But enough words, let's do some coding. As I said, your example, poses a great example for minimal and maximal structures. We will start by defining minimal requirements for corresponding algebraic structures trying to follow the definitions closely:

module Min = struct
  module type Set = sig
    type t
    val compare : t -> t -> int
  end

  module type Monoid = sig
    include Set
    val zero  : t
    val (+) : t -> t -> t
  end

  module type Group = sig
    include Monoid
    val (~-) : t -> t
  end

  module type Ring = sig
    include Group
    val one : t
    val ( * ) : t -> t -> t
    val (~/) : t -> t
  end
  ...
end

We put all module type definitions into module Min, that denotes, that they are minimal.

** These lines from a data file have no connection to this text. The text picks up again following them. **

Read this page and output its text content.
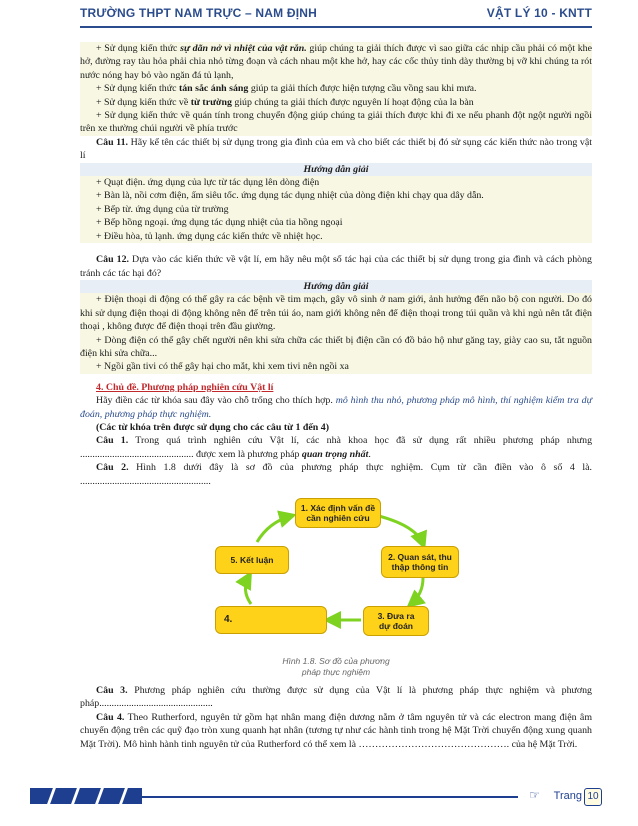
TRƯỜNG THPT NAM TRỰC – NAM ĐỊNH	VẬT LÝ 10 - KNTT

+ Sử dụng kiến thức sự dãn nở vì nhiệt của vật rắn. giúp chúng ta giải thích được vì sao giữa các nhịp cầu phải có một khe hở, đường ray tàu hỏa phải chia nhỏ từng đoạn và cách nhau một khe hở, hay các cốc thủy tinh dày thường bị vỡ khi chúng ta rót nước nóng hay bỏ vào ngăn đá tủ lạnh,

+ Sử dụng kiến thức tán sắc ánh sáng giúp ta giải thích được hiện tượng cầu vồng sau khi mưa.

+ Sử dụng kiến thức về từ trường giúp chúng ta giải thích được nguyên lí hoạt động của la bàn

+ Sử dụng kiến thức về quán tính trong chuyển động giúp chúng ta giải thích được khi đi xe nếu phanh đột ngột người ngồi trên xe thường chúi người về phía trước

Câu 11. Hãy kể tên các thiết bị sử dụng trong gia đình của em và cho biết các thiết bị đó sử sụng các kiến thức nào trong vật lí

Hướng dẫn giải

+ Quạt điện. ứng dụng của lực từ tác dụng lên dòng điện

+ Bàn là, nồi cơm điện, ấm siêu tốc. ứng dụng tác dụng nhiệt của dòng điện khi chạy qua dây dẫn.

+ Bếp từ. ứng dụng của từ trường

+ Bếp hồng ngoại. ứng dụng tác dụng nhiệt của tia hồng ngoại

+ Điều hòa, tủ lạnh. ứng dụng các kiến thức về nhiệt học.

Câu 12. Dựa vào các kiến thức về vật lí, em hãy nêu một số tác hại của các thiết bị sử dụng trong gia đình và cách phòng tránh các tác hại đó?

Hướng dẫn giải

+ Điện thoại di động có thể gây ra các bệnh về tim mạch, gây vô sinh ở nam giới, ảnh hưởng đến não bộ con người. Do đó khi sử dụng điện thoại di động không nên để trên túi áo, nam giới không nên để điện thoại trong túi quần và khi ngủ nên tắt điện thoại , không được để điện thoại trên đầu giường.

+ Dòng điện có thể gây chết người nên khi sửa chữa các thiết bị điện cần có đồ bảo hộ như găng tay, giày cao su, tắt nguồn điện khi sửa chữa...

+ Ngồi gần tivi có thể gây hại cho mắt, khi xem tivi nên ngồi xa

4. Chủ đề. Phương pháp nghiên cứu Vật lí

Hãy điền các từ khóa sau đây vào chỗ trống cho thích hợp. mô hình thu nhỏ, phương pháp mô hình, thí nghiệm kiểm tra dự đoán, phương pháp thực nghiệm.

(Các từ khóa trên được sử dụng cho các câu từ 1 đến 4)

Câu 1. Trong quá trình nghiên cứu Vật lí, các nhà khoa học đã sử dụng rất nhiều phương pháp nhưng .............................................. được xem là phương pháp quan trọng nhất.

Câu 2. Hình 1.8 dưới đây là sơ đồ của phương pháp thực nghiệm. Cụm từ cần điền vào ô số 4 là. .....................................................

1. Xác định vấn đề
cần nghiên cứu
2. Quan sát, thu
thập thông tin
3. Đưa ra
dự đoán
4.
5. Kết luận
Hình 1.8. Sơ đồ của phương
pháp thực nghiệm

Câu 3. Phương pháp nghiên cứu thường được sử dụng của Vật lí là phương pháp thực nghiệm và phương pháp..............................................

Câu 4. Theo Rutherford, nguyên tử gồm hạt nhân mang điện dương nằm ở tâm nguyên tử và các electron mang điện âm chuyển động trên các quỹ đạo tròn xung quanh hạt nhân (tương tự như các hành tinh trong hệ Mặt Trời chuyển động xung quanh Mặt Trời). Mô hình hành tinh nguyên tử của Rutherford có thể xem là ………………………………………. của hệ Mặt Trời.

☞ Trang 10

These are only module types, i.e., signatures.

Now, we can define a maximal signatures. Here a problem is that it is usually hard to stop, i.e., to find the greatest fixpoint. But this is not a big problem, as you may continue to write functors that takes smaller structures and returns bigger until you're satisfied with a result.

For example, we can infer lots of things just from having type t and the compare function:

module Max = struct
  module type Set = sig
    include Min.Set
    val (=) : t -> t -> t
    val (<) : t -> t -> t
    val (>) : t -> t -> t
    module Set : Set.S  (* this is Set from stdlib, not ours *)
    module Map : Map.S
    (* and much more *)
  end

  module Ring = sig
    include Min.Ring
    ...
  end
  ...
end

Now, when we have a nice theory of structures, we can move to the implementation. We can provide a generic morphisms Min.T -> Max.T for all signatures T, e.g.,

module Set(S : Min.Set) : Max.Set with type t = S.t = struct
  include S
  let (<) x y = compare x y = -1
  ...
  module Set = Set.Make(S)
  module Map = Map.Make(S)
  ...
end

Using these generic functors as basic instruments, and our minimal definitions we can build a structure for a real type, that we're defining. Moreover, since generic functors are often not able to provide optimal implementation for some operations, we can provide our own, that will leverage our knowledge of the implementation. For example:

module Z = struct
  module T = struct
    type t = float
    let compare = compare
    let one = 1.
    let zero = 0.
    let (+) = (+.)
    let (~-) = (~-.)
    let (~/) x = (1. /. x)
  end
  include Set(T)
  include Ring(T)
  (* override minus and division as we can implement them more efficiently *)
  let (-) = (~.)
  let (/) = (/.)
end

And we can describe a module type of our concrete Z module very easily, by just including corresponding maximal signatures plus adding our specific stuff:

module type Z = sig
  include Ring
  val read : in_channel -> t
  val write : out_channel -> t -> unit
end

About module level polymorphism

It was noted in the comments by Andreas Rossberg, that OCaml module sub-language actually allows polymorphism at least syntactically. This is a system F style polymorphism that must be introduced explicitly by L term, a term that binds types instead of values. Since modules can carry types, we can express L term with a module that has the following module type:

module type L = sig module type T end

Now, we can define classical polymorphic functions, id, fst and snd:

module Id(L:L)(X:L.T) = X
module Fst(L1:L)(L2:L)(M1 : L1.T)(M2 : L2.T) = M1
module Snd(L1:L)(L2:L)(M1 : L1.T)(M2 : L2.T) = M2

However, it looks like that we're very limited in what we can do with our parameters in the right hand side of a functor definition. For example, we cannot combine two modules:

module Sum(L1:L)(L2:L)(M1 : L1.T)(M2 : L2.T) = struct
  include M1 
  ^^^^^^^^^^
  Error: This module is not a structure; it has type L1.T
  include M2
end

We also can't open modules, as we're getting the same error. The problem is that include and open statements are evaluating a module type variable to its value, expecting to get a signature. Since a typing environment doesn't yet have a binding for the L1.T we got a, kind of misleading, error message. Given this limitation, we can only work with parameters on the identifier level. For example, we still can define the Sum module as:

module Sum(L1:L)(L2:L)(M1 : L1.T)(M2 : L2.T) = struct
  module X = M1
  module Y = M2
end

It is very questionable, whether it has any practical usage, though. Another example would be to define App functor, that will apply a functor to the argument (also of dubious usability):

module App(L1:L)(L2:L)
 (F : functor (X : L1.T) -> L2.T)(X:L1.T) = struct
  module R = F(X)
end